Studying successful investors is the best way to become a great investor. Warren Buffett; who is considered one of the greatest investors of all time, started his career by studying another investment legend – Benjamin Graham.

Therefore if you want to succeed at cryptocurrency investing, you should study the most successful altcoin investors. Identifying the behaviors and thinking that make those people successful and emulating them can help you make money in cryptocurrency.

some of the most important lessons that you can learn from great investors include:

Patience and Persistence

Most people lose money in the markets because they refuse to wait for investments to pay off.
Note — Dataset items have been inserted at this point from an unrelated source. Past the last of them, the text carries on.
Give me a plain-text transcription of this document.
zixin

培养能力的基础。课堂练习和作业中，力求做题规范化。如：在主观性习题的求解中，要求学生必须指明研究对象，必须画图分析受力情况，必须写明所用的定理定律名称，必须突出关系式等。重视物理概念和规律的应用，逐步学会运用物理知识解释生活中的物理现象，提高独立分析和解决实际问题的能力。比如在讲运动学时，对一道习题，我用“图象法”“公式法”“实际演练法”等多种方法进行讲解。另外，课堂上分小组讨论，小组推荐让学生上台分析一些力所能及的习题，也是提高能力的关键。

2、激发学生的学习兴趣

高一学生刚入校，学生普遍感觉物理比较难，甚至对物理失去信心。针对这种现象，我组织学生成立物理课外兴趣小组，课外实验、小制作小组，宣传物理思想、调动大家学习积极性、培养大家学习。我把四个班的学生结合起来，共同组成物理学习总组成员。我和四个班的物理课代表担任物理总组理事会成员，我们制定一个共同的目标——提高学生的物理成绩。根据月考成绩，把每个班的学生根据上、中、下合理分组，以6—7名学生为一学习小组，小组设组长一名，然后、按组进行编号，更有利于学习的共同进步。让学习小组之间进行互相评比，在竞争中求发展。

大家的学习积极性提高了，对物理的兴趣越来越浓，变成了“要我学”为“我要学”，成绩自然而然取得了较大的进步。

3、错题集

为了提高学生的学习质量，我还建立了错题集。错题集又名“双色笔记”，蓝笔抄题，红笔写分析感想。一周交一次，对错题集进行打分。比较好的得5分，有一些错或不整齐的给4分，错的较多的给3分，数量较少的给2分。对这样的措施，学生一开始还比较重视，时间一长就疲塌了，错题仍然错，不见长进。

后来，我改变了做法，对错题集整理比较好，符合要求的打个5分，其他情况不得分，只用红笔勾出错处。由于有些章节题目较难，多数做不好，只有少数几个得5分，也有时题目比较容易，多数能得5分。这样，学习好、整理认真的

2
When they do not get the instant payday; these people sell out early, and end up complaining how somebody else made a lot of money on what they sold for peanuts.
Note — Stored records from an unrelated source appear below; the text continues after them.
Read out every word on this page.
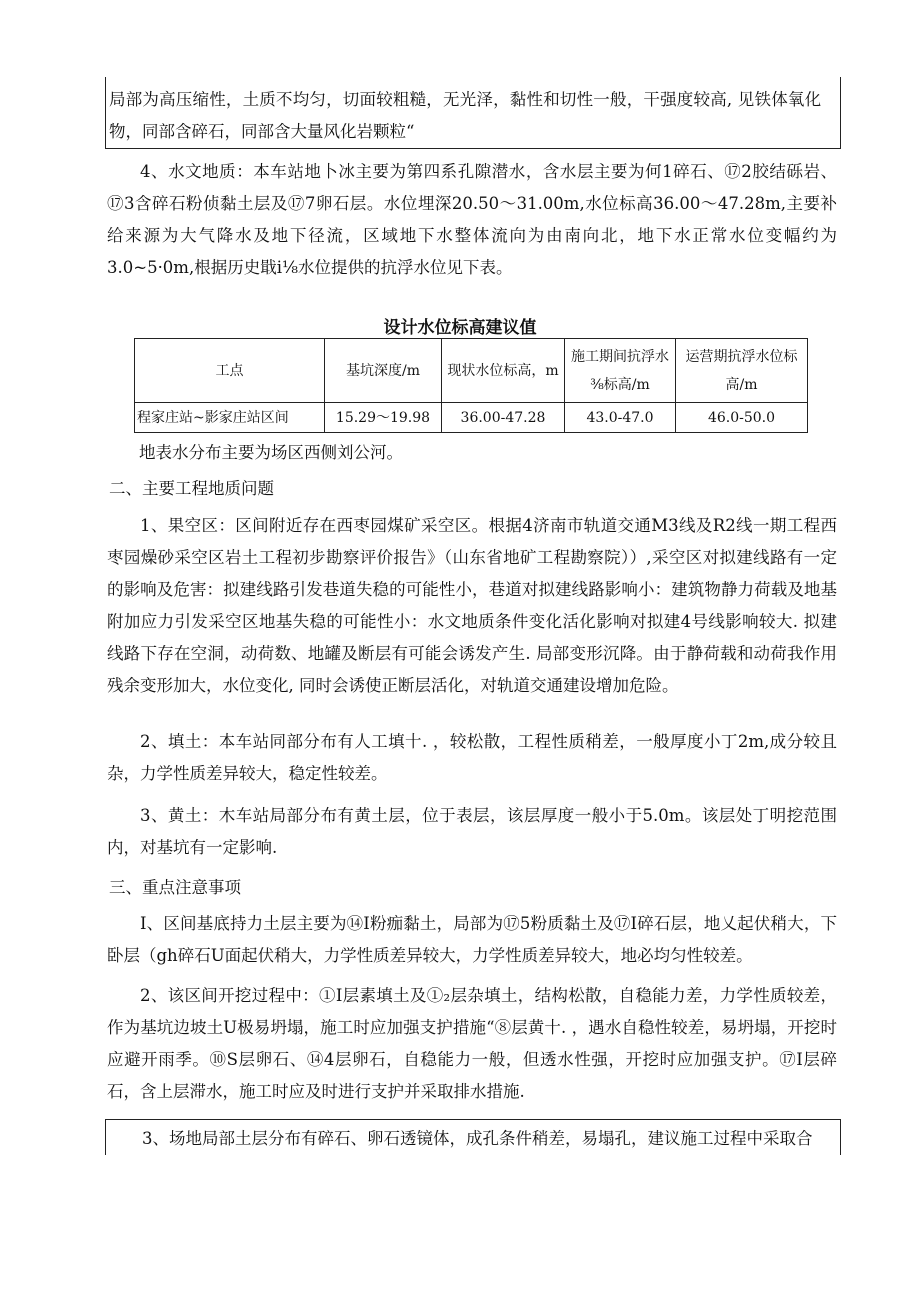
局部为高压缩性，土质不均匀，切面较粗糙，无光泽，黏性和切性一般，干强度较高, 见铁体氧化

物，同部含碎石，同部含大量风化岩颗粒“

4、水文地质：本车站地卜冰主要为第四系孔隙潜水，含水层主要为何1碎石、⑰2胶结砾岩、⑰3含碎石粉侦黏土层及⑰7卵石层。水位埋深20.50～31.00m,水位标高36.00～47.28m,主要补给来源为大气降水及地下径流，区域地下水整体流向为由南向北，地下水正常水位变幅约为3.0~5·0m,根据历史戢i⅛水位提供的抗浮水位见下表。

设计水位标高建议值
工点	基坑深度/m	现状水位标高，m	施工期间抗浮水⅜标高/m	运营期抗浮水位标高/m
程家庄站~影家庄站区间	15.29～19.98	36.00-47.28	43.0-47.0	46.0-50.0

地表水分布主要为场区西侧刘公河。

二、主要工程地质问题

1、果空区：区间附近存在西枣园煤矿采空区。根据4济南市轨道交通M3线及R2线一期工程西枣园燥砂采空区岩土工程初步勘察评价报告》（山东省地矿工程勘察院））,采空区对拟建线路有一定的影响及危害：拟建线路引发巷道失稳的可能性小，巷道对拟建线路影响小：建筑物静力荷载及地基附加应力引发采空区地基失稳的可能性小：水文地质条件变化活化影响对拟建4号线影响较大. 拟建线路下存在空洞，动荷数、地罐及断层有可能会诱发产生. 局部变形沉降。由于静荷载和动荷我作用残余变形加大，水位变化, 同时会诱使正断层活化，对轨道交通建设增加危险。

2、填土：本车站同部分布有人工填十. ，较松散，工程性质稍差，一般厚度小丁2m,成分较且杂，力学性质差异较大，稳定性较差。

3、黄土：木车站局部分布有黄土层，位于表层，该层厚度一般小于5.0m。该层处丁明挖范围内，对基坑有一定影响.

三、重点注意事项

I、区间基底持力土层主要为⑭I粉痂黏土，局部为⑰5粉质黏土及⑰I碎石层，地乂起伏稍大，下卧层（gh碎石U面起伏稍大，力学性质差异较大，力学性质差异较大，地必均匀性较差。

2、该区间开挖过程中：①I层素填土及①₂层杂填土，结构松散，自稳能力差，力学性质较差，作为基坑边坡土U极易坍塌，施工时应加强支护措施“⑧层黄十. ，遇水自稳性较差，易坍塌，开挖时应避开雨季。⑩S层卵石、⑭4层卵石，自稳能力一般，但透水性强，开挖时应加强支护。⑰I层碎石，含上层滞水，施工时应及时进行支护并采取排水措施.

3、场地局部土层分布有碎石、卵石透镜体，成孔条件稍差，易塌孔，建议施工过程中采取合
Patience and persistence certainly paid off for Tyler and Cameron Winklevoss. The legendary twins were laughed at when they bought $11 million worth of Bitcoin back in 2013. By October 2017 that invest was worse around $231 million or 21 times their initial investment, Money reported.

Having the patience to wait and the persistence to stick with an investment can pay off. Unfortunately, most people lack the confidence self-discipline to do that. Instead, they sell the moment the price falls, or negative press coverage begins.
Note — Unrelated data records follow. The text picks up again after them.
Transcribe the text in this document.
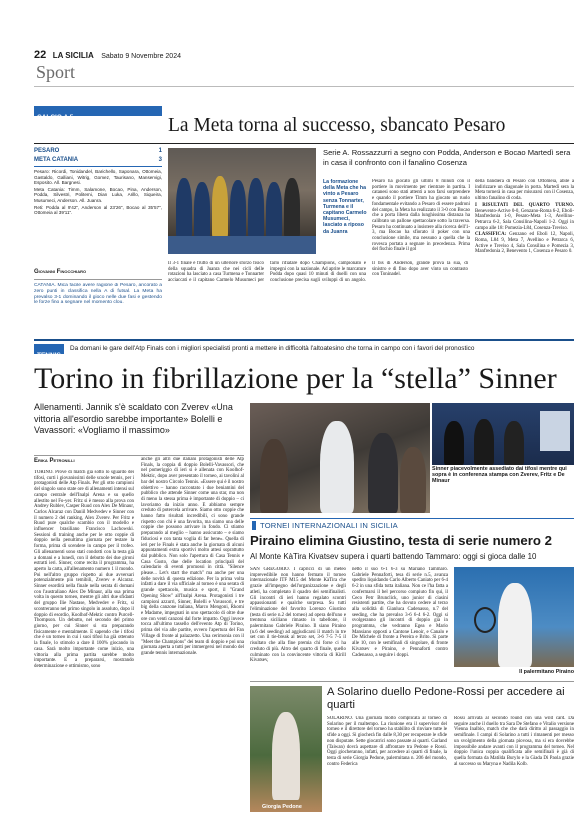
22 LA SICILIA Sabato 9 Novembre 2024
Sport
CALCIO A 5	La Meta torna al successo, sbancato Pesaro
PESARO	1
META CATANIA	3
Pesaro: Ricordi, Tonidandel, Barichello, Saponara, Ottomeia, Gastaldo, Galliani, Witrig, Gomez, Taurisano, Manservigi, Esposito. All. Bargnesi.
Meta Catania: Timm, Salamone, Bocao, Pina, Anderson, Podda, Silvestri, Politemi, Dian Luka, Arillo, Siqueira, Musumeci, Anderson. All. Juanra.
Reti: Podda al 9'42", Anderson al 23'26", Bocao al 35'57", Ottomeia al 39'11".
Giovanni Finocchiaro
CATANIA. Mica facile avere ragione di Pesaro, ancorato a zero punti in classifica nella A di futsal. La Meta ha prevalso 3-1 dominando il gioco nelle due fasi e gestendo le forze fino a segnare nel momento clou.
Serie A. Rossazzurri a segno con Podda, Anderson e Bocao Martedì sera in casa il confronto con il fanalino Cosenza
La formazione della Meta che ha vinto a Pesaro senza Tonnarter, Turmena e il capitano Carmelo Musumeci, lasciato a riposo da Juanra
Pesaro ha giocato gli ultimi 8 minuti con il portiere in movimento per rientrare in partita. I catanesi sono stati attenti a non farsi sorprendere e quando il portiere Timm ha giocato un ruolo fondamentale evitando a Pesaro di essere padroni del campo, la Meta ha realizzato il 3-0 con Bocao che a porta libera dalla lunghissima distanza ha calibrato un pallone spettacolare sotto la traversa. Pesaro ha continuato a insistere alla ricerca dell'1-3, ma Bocao ha sfiorato il poker con una conclusione simile, ma nessuno a quella che la rovesca portata a segnare in precedenza. Prima del fischio finale il gol
della bandiera di Pesaro con Ottomeia, abile a indirizzare un diagonale in porta. Martedì sera la Meta tornerà in casa per misurarsi con il Cosenza, ultimo fanalino di coda.
I RISULTATI DEL QUARTO TURNO. Benevento-Active 0-0, Genzano-Roma 6-2, Eboli-Manfredonia 1-0, Pesaro-Meta 1-3, Avellino-Petrarca 6-2, Sala Consilina-Napoli 1-2. Oggi in campo alle 18: Pomezia-L84, Cosenza-Treviso.
CLASSIFICA: Genzano ed Eboli 12, Napoli, Roma, L84 9, Meta 7, Avellino e Petrarca 6, Active e Treviso 4, Sala Consilina e Pomezia 3, Manfredonia 2, Benevento 1, Cosenza e Pesaro 0.
Il 3-1 finale è frutto di un ulteriore sforzo fisico della squadra di Juanra che nei cicli delle rotazioni ha lasciato a casa Turmena e Tonnarter acciaccati e il capitano Carmelo Musumeci per farlo rifiatare dopo Champions, campionato e impegni con la nazionale. Ad aprire le marcature Podda dopo quasi 10 minuti di duelli con una conclusione precisa sugli sviluppi di un angolo. Il bis di Anderson, grande prova la sua, di sinistro e di fino dopo aver vinto un contrasto con Toninadel.
TENNIS
Da domani le gare dell'Atp Finals con i migliori specialisti pronti a mettere in difficoltà l'altoatesino che torna in campo con i favori del pronostico
Torino in fibrillazione per la “stella” Sinner
Allenamenti. Jannik s'è scaldato con Zverev «Una vittoria all'esordio sarebbe importante» Bolelli e Vavassori: «Vogliamo il massimo»
Erika Petronilli
TORINO. Prove di match già sotto lo sguardo dei tifosi, curti i giovanissimi delle scuole tennis, per i protagonisti delle Atp Finals. Per gli otto campioni del singolo sono state ore di allenamenti intensi sul campo centrale dell'Inalpi Arena e su quello allestito nel Fo-yer. Fritz si è messo alla prova con Andrey Rublev, Casper Ruud con Alex De Minaur, Carlos Alcaraz con Daniil Medvedev e Sinner con il numero 2 del ranking, Alex Zverev. Per Fritz e Ruud pure qualche scambio con il modello e influencer brasiliano Francisco Lachowski. Sessioni di training anche per le otto coppie di doppio nella penultima giornata per testare la forma, prima di scendere in campo per il trofeo. Gli allenamenti sono stati condotti con la testa già a domani e a lunedì, con il debutto dei due gironi estratti ieri. Sinner, come recita il programma, ha aperto la carta, all'allenamento numero 1 il mondo. Poi nell'altro gruppo rispetto ai due avversari potenzialmente più temibili, Zverev e Alcaraz. Sinner esordirà nella finale nella serata di domani con l'australiano Alex De Minaur, alla sua prima volta in questo torneo, mentre gli altri due sfidanti del gruppo Ilie Nastase, Medvedev e Fritz, si scontreranno nel primo singolo in assoluto, dopo il doppio di esordio, Koolhof-Mektic contro Purcell-Thompson. Un debutto, nel secondo del primo giorno, per cui Sinner si sta preparando fisicamente e mentalmente. E sapendo che i tifosi che è un torneo in cui i suoi tifosi ha già ottenuto la finale, lo stimolo a dare il 100% giocando in casa. Sarà molto importante come inizio, una vittoria alla prima partita sarebbe molto importante. E a prepararsi, mostrando determinazione e ottimismo, sono
anche gli altri due italiani protagonisti delle Atp Finals, la coppia di doppio Bolelli-Vavassori, che nel pomeriggio di ieri si è allenata con Koolhof-Mektic, dopo aver presentato il torneo, ai tavolini al bar del nostro Circolo Tennis. «Essere qui è il nostro obiettivo – hanno raccontato i due beniamini del pubblico che attende Sinner come una star, ma non di meno la stessa prima è importante di doppio – ci lavoriamo da inizio anno. E abbiamo sempre creduto di potercela arrivare. Siamo otto coppie che hanno fatto risultati incredibili, ci sono grande rispetto con chi è una favorita, ma siamo una delle coppie che possono arrivare in fondo. Ci stiamo preparando al meglio – hanno assicurato – e siamo fiduciosi e con tanta voglia di far bene». Quella di ieri per le Finals è stata anche la giornata di alcuni appuntamenti extra sportivi molto attesi soprattutto dal pubblico. Non solo l'apertura di Casa Tennis e Casa Gusto, due delle location principali del calendario di eventi promossi in città. "Silence please... Let's start the match" ma anche per una delle novità di questa edizione. Per la prima volta infatti a dare il via ufficiale al torneo è una serata di grande spettacolo, musica e sport, il "Grand Opening Show" all'Inalpi Arena. Protagonisti i tre campioni azzurri, Sinner, Bolelli e Vavassori, e tre big della canzone italiana, Marco Mengoni, Rkomi e Madame, impegnati in uno spettacolo di oltre due ore con venti canzoni dal forte impatto. Oggi invece tocca all'ultimo tassello dell'evento Atp di Torino, prima del via alle partite, ovvero l'apertura del Fan Village di fronte al palazzetto. Una cerimonia con il "Meet the Champions" dei team di doppio e poi una giornata aperta a tutti per immergersi nel mondo del grande tennis internazionale.
Sinner piacevolmente assediato dai tifosi mentre qui sopra è in conferenza stampa con Zverev, Fritz e De Minaur
TORNEI INTERNAZIONALI IN SICILIA
Piraino elimina Giustino, testa di serie numero 2
Al Monte KàTira Kivatsev supera i quarti battendo Tammaro: oggi si gioca dalle 10
SAN GREGORIO. I capricci di un meteo imprevedibile non hanno fermato il torneo internazionale ITF M15 del Monte KàTira che grazie all'impegno dell'organizzazione e degli atleti, ha completato il quadro dei semifinalisti. Gli incontri di ieri hanno regalato scontri appassionanti e qualche sorpresa. Su tutti l'eliminazione del favorito Lorenzo Giustino (testa di serie n.2 del torneo) ad opera dell'uno e trentuna siciliano rimasto in tabellone, il palermitano Gabriele Piraino. Il siano Piraino (n.6 del seeding) ad aggiudicarsi il match in tre set con il tie-break al terzo set, 3-6 7-5 7-5 il risultato che alla fine premia chi forse ci ha creduto di più. Altro del quarto di finale, quello culminato con la convincente vittoria di Kirill Kivatsev,
netto il suo 6-1 6-3 su Mariano Tammaro. Gabriele Pennaforti, tesa di serie n.5, avanza spedito liquidando Carlo Alberto Caniato per 6-4 6-2 in una sfida tutta italiana. Non ce l'ha fatta a confermarsi il bel percorso compiuto fin qui, il Ceco Petr Brunclick, uno junior di ciasini resistenti partite, che ha dovuto cedere al terzo alla solidità di Gianluca Cadenasso, n.7 del seeding, che ha prevalso 3-6 6-4 6-2. Oggi si svolgeranno gli incontri di doppio già in programma, che vedranno Egea e Mario Mansiano opposti a Cantone Lenoir, e Canalo e De Michele di fronte a Pereira e Brito. Si parte alle 10, con le semifinali di singolare, di fronte Kivatsev e Piraino, e Pennaforti contro Cadenasso, a seguire i doppi.
Il palermitano Piraino
Giorgia Pedone
A Solarino duello Pedone-Rossi per accedere ai quarti
SOLARINO. Una giornata molto complicata al torneo di Solarino per il maltempo. La riunione era il supervisor del torneo e il direttore del torneo ha stabilito di rinviare tutte le sfide a oggi. Si giocherà fin dalle 8,30 per recuperare le sfide non disputate. Sette giocatrici sono passate ai quarti. Garland (Taiwan) dovrà aspettare di affrontare tra Pedone e Rossi. Oggi giocheranno, infatti, per accedere ai quarti di finale, la testa di serie Giorgia Pedone, palermitana n. 206 del mondo, contro Federica
Rossi arrivata al secondo round con una wild card. Da seguire anche il duello tra Sara De Stefano e Vitalio versione Vienna Inalbio, match che che darà diritto al passaggio in semifinale. I campi di Solarino a tutti i rimanenti per messo un svolgimento della giornata piovosa, ma si era dovrebbe impossibile andare avanti con il programma del torneo. Nel doppio l'unica coppia qualificata alle semifinali è già di quella formata da Matilda Burylo e la Giada Di Paola grazie al successo su Maryna e Nadila Kolb.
Learn to Ignore the Media and the Experts

Vast numbers of people lose money because they pay attention to the media and markets. For example, lots of people dumped their Bitcoin investments after the Mt. Gox exchange was hacked back in 2013.

Since then, cryptocurrency has been condemned as a fraud; a fantasy, and a Ponzi scheme, in an almost unlimited number of blogs and articles. To make matters worse, many people pay a lot of attention to the cryptocurrency media with its hysterical stories about hacking and forks.

Buffett admits he lives in Omaha, Nebraska, in order to stay away from Wall Street and its experts and often ignores the press. The Winklevoss Twins; and venture capitalist Tim Draper, ignored the investment experts, and the media, and bought Bitcoin when it was unpopular. Draper invested $19 million in Bitcoin in 2014 that was worth $171 million in October 2017, Money reported.

Smart investors; like the Winklevoss Twins, Buffett and Draper, ignore the media and trust their own judgment and their guts. One of their secrets is having thick skins, which enables them to shrug off criticism.

Believe in Yourself and Think for Yourself

The greatest investors, like Buffett and the Winklevoss Brothers, often make moves that are counter to the market. Buffett famously buys stocks when everybody else is selling them. The Winklevoss twins bought Bitcoin when everybody else was selling it.

All three men made a lot of money because they trusted their own judgement and ignored the experts and the markets. The secret to their success was having the self-confidence to believe in their opinions and trusting their own judgements.

More importantly they thought for themselves, and did not let the media, experts, friends, family, and skeptics and others do their thinking for them. Always think for yourself.

Do the Research and Think Like a Geek

Warren Buffett’s favorite hobby is reading corporate earnings reports. He spends hours on end studying companies and their earnings in an attempt to spot the moneymakers.

You should do the same and devote as much study to cryptocurrency as you can. Read everything you, research coins online, and study all the numbers related to coins.

Most successful investors are boring geeks that talk and think investment. Becoming a geek and knowing as much as you can about cryptocurrencies, can help you make money.

These behaviors are just the tip of the iceberg. If you want to develop the mindset of a successful cryptocurrency investor you should study the moneymaking altcoin investors and emulate their actions.